What makes Ranveer the trendy feminist hero

What makes Ranveer the trendy feminist hero

Marketing gurus say that to really make the news today, you need to have spawned a few memes about yourself. Naked photos of actor Ranveer Singh, published about two weeks ago in Paper, sparked much cheer: “Since you thought his fashion sense was ‘obscene’, look at him now”, or “Mumbaikars when they meet in Delhi during the summer”. , or even Myntra’s “Fixed It” campaign turning glitzy flowers onto her buff body.

In today’s India, unfortunately, you haven’t really made the news unless you’ve offended someone’s sensibilities and invited an FIR. Yes, that’s what you get for showing off your soul and a bit of your fabulously chiseled butt. Perhaps Singh knew he would have a touch of controversy. But I suspect he would do it anyway.

Singh is truly a socio-cultural study of what it means to be a successful young actor in the biggest film industry in the world. He arrived as a newcomer, with no famous last name or godfather, and landed at the top of the pile with one of the most illustrious production houses, Yash Raj Films, backing him. With only a few movie releases, he became YRF’s goose. He turned Sanjay Leela Bhansali’s Bhansali Productions and Zoya Akhtar’s Tiger Baby into major production houses by producing blockbusters. Singh had grown bigger than Bollywood itself.

Singh understood the Instagram generation. He knew before all of us the power of digital media – where outrageous photos and videos would eclipse everything else – and gave us striking images. He used flashy fashion to arrest the viewer, provoke and tease. Its colors were mind-altering, its shapes flowing, and its accessories obnoxious, ensuring its imagery was everywhere. From his mannerisms to his methodology, Singh has made madness his schtick. He who owns the optics, owns the public. Soon, he went from town clown to artist king.

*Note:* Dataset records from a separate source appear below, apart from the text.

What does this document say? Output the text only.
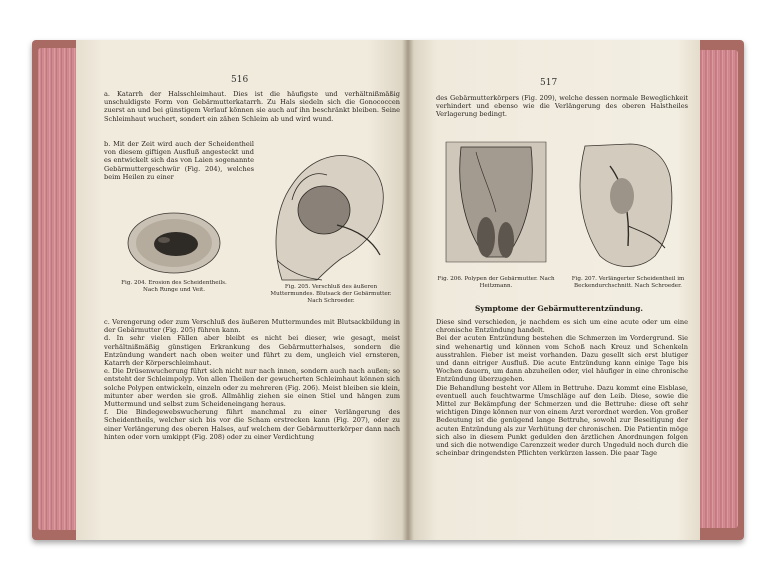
516
a. Katarrh der Halsschleimhaut. Dies ist die häufigste und verhältnißmäßig unschuldigste Form von Gebärmutterkatarrh. Zu Hals siedeln sich die Gonococcen zuerst an und bei günstigem Verlauf können sie auch auf ihn beschränkt bleiben. Seine Schleimhaut wuchert, sondert ein zähen Schleim ab und wird wund.
b. Mit der Zeit wird auch der Scheidentheil von diesem giftigen Ausfluß angesteckt und es entwickelt sich das von Laien sogenannte Gebärmuttergeschwür (Fig. 204), welches beim Heilen zu einer
Fig. 204. Erosion des Scheidentheils. Nach Runge und Veit.	Fig. 205. Verschluß des äußeren Muttermundes. Blutsack der Gebärmutter. Nach Schroeder.
c. Verengerung oder zum Verschluß des äußeren Muttermundes mit Blutsackbildung in der Gebärmutter (Fig. 205) führen kann.
d. In sehr vielen Fällen aber bleibt es nicht bei dieser, wie gesagt, meist verhältnißmäßig günstigen Erkrankung des Gebärmutterhalses, sondern die Entzündung wandert nach oben weiter und führt zu dem, ungleich viel ernsteren, Katarrh der Körperschleimhaut.
e. Die Drüsenwucherung führt sich nicht nur nach innen, sondern auch nach außen; so entsteht der Schleimpolyp. Von allen Theilen der gewucherten Schleimhaut können sich solche Polypen entwickeln, einzeln oder zu mehreren (Fig. 206). Meist bleiben sie klein, mitunter aber werden sie groß. Allmählig ziehen sie einen Stiel und hängen zum Muttermund und selbst zum Scheideneingang heraus.
f. Die Bindegewebswucherung führt manchmal zu einer Verlängerung des Scheidentheils, welcher sich bis vor die Scham erstrecken kann (Fig. 207), oder zu einer Verlängerung des oberen Halses, auf welchem der Gebärmutterkörper dann nach hinten oder vorn umkippt (Fig. 208) oder zu einer Verdichtung
517
des Gebärmutterkörpers (Fig. 209), welche dessen normale Beweglichkeit verhindert und ebenso wie die Verlängerung des oberen Halstheiles Verlagerung bedingt.
Fig. 206. Polypen der Gebärmutter. Nach Heitzmann.
Fig. 207. Verlängerter Scheidentheil im Beckendurchschnitt. Nach Schroeder.
Symptome der Gebärmutterentzündung.
Diese sind verschieden, je nachdem es sich um eine acute oder um eine chronische Entzündung handelt.
Bei der acuten Entzündung bestehen die Schmerzen im Vordergrund. Sie sind wehenartig und können vom Schoß nach Kreuz und Schenkeln ausstrahlen. Fieber ist meist vorhanden. Dazu gesellt sich erst blutiger und dann eitriger Ausfluß. Die acute Entzündung kann einige Tage bis Wochen dauern, um dann abzuheilen oder, viel häufiger in eine chronische Entzündung überzugehen.
Die Behandlung besteht vor Allem in Bettruhe. Dazu kommt eine Eisblase, eventuell auch feuchtwarme Umschläge auf den Leib. Diese, sowie die Mittel zur Bekämpfung der Schmerzen und die Bettruhe: diese oft sehr wichtigen Dinge können nur von einem Arzt verordnet werden. Von großer Bedeutung ist die genügend lange Bettruhe, sowohl zur Beseitigung der acuten Entzündung als zur Verhütung der chronischen. Die Patientin möge sich also in diesem Punkt gedulden den ärztlichen Anordnungen folgen und sich die notwendige Carenzzeit weder durch Ungeduld noch durch die scheinbar dringendsten Pflichten verkürzen lassen. Die paar Tage
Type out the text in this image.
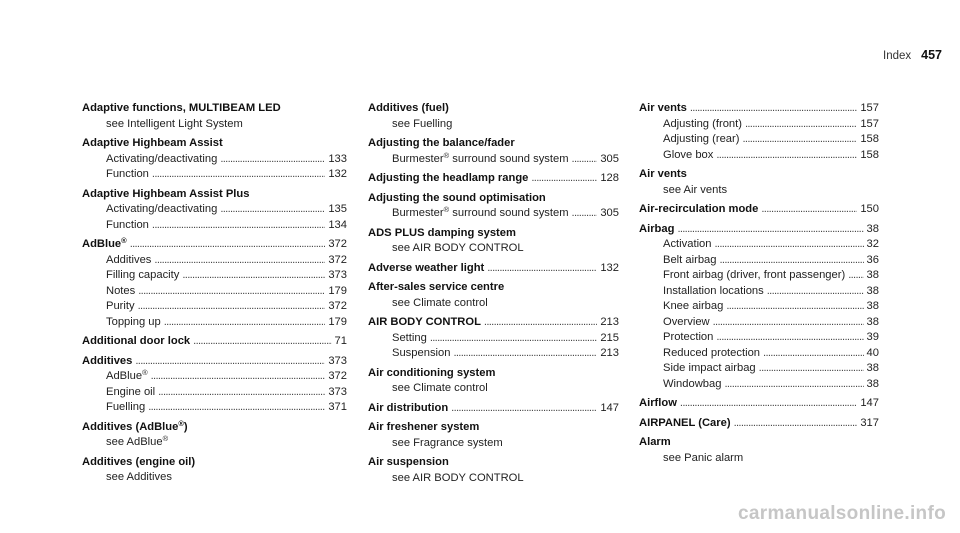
Index 457
Adaptive functions, MULTIBEAM LED
see Intelligent Light System
Adaptive Highbeam Assist
Activating/deactivating . . .	133
Function . . .	132
Adaptive Highbeam Assist Plus
Activating/deactivating . . .	135
Function . . .	134
AdBlue® . . .	372
Additives . . .	372
Filling capacity . . .	373
Notes . . .	179
Purity . . .	372
Topping up . . .	179
Additional door lock . . .	71
Additives . . .	373
AdBlue® . . .	372
Engine oil . . .	373
Fuelling . . .	371
Additives (AdBlue®)
see AdBlue®
Additives (engine oil)
see Additives
Additives (fuel)
see Fuelling
Adjusting the balance/fader
Burmester® surround sound system . . .	305
Adjusting the headlamp range . . .	128
Adjusting the sound optimisation
Burmester® surround sound system . . .	305
ADS PLUS damping system
see AIR BODY CONTROL
Adverse weather light . . .	132
After-sales service centre
see Climate control
AIR BODY CONTROL . . .	213
Setting . . .	215
Suspension . . .	213
Air conditioning system
see Climate control
Air distribution . . .	147
Air freshener system
see Fragrance system
Air suspension
see AIR BODY CONTROL
Air vents . . .	157
Adjusting (front) . . .	157
Adjusting (rear) . . .	158
Glove box . . .	158
Air vents
see Air vents
Air-recirculation mode . . .	150
Airbag . . .	38
Activation . . .	32
Belt airbag . . .	36
Front airbag (driver, front passenger) . . . 38
Installation locations . . .	38
Knee airbag . . .	38
Overview . . .	38
Protection . . .	39
Reduced protection . . .	40
Side impact airbag . . .	38
Windowbag . . .	38
Airflow . . .	147
AIRPANEL (Care) . . .	317
Alarm
see Panic alarm
carmanualsonline.info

Singh’s fashion is as personal as it is political. Soon he begin to announce a new age man. In Bajirao Mastani, bald, mustachioed and with a brahmin’s tail, his hyper masculinity was combined with a feminine softness: flowing dhotis and diaphanous angrakhas, and as much jewelry as the female characters in the film.

It was also the year he started wearing skirts at public events – a lehenga with a bandhgala, to be precise – and brought camp attire into the mainstream. Its designer at the time, Sabyasachi Mukherjee, told me this: “In India, where patriarchy rules everything, women are the biggest victim. But we must not forget that many men are also victims of patriarchy. In traditional mixed families, the rules and roles were decided for the men. Men must not cry, must not show emotion, must not show weakness. Ranveer gives these men the courage to break free. Mukherjee said in 2015 that the way Singh dressed then would be the way men dressed a decade later. In 2018, Singh played a bisexual Alauddin Khilji in Padmaavat. This is also the year the Supreme Court decriminalized homosexuality.

Singh’s personal life has also introduced us to the perfect partner. He is in absolute admiration for the beauty and talent of Deepika Padukone, a rarity in Bollywood where heroes have refused to acknowledge their girlfriends or hide their marriages for fear of losing female fans. Singh, as a zealous lover, was a new kind of sexy.

Nitasha Gaurav, her stylist and longtime friend, is in awe of her nude photos. “Look at him, he’s at the peak of his physical form – edgy, polished, perfect. Almost like one of those Olympian sportsmen you see in ancient Greek art,” she says. “He’s also immensely self-aware, he does not need the artifice of masculinity or imposed femininity. Clothes only enhance his being. And his “being” is to be a hero for women and queers. Clap while you squint, please.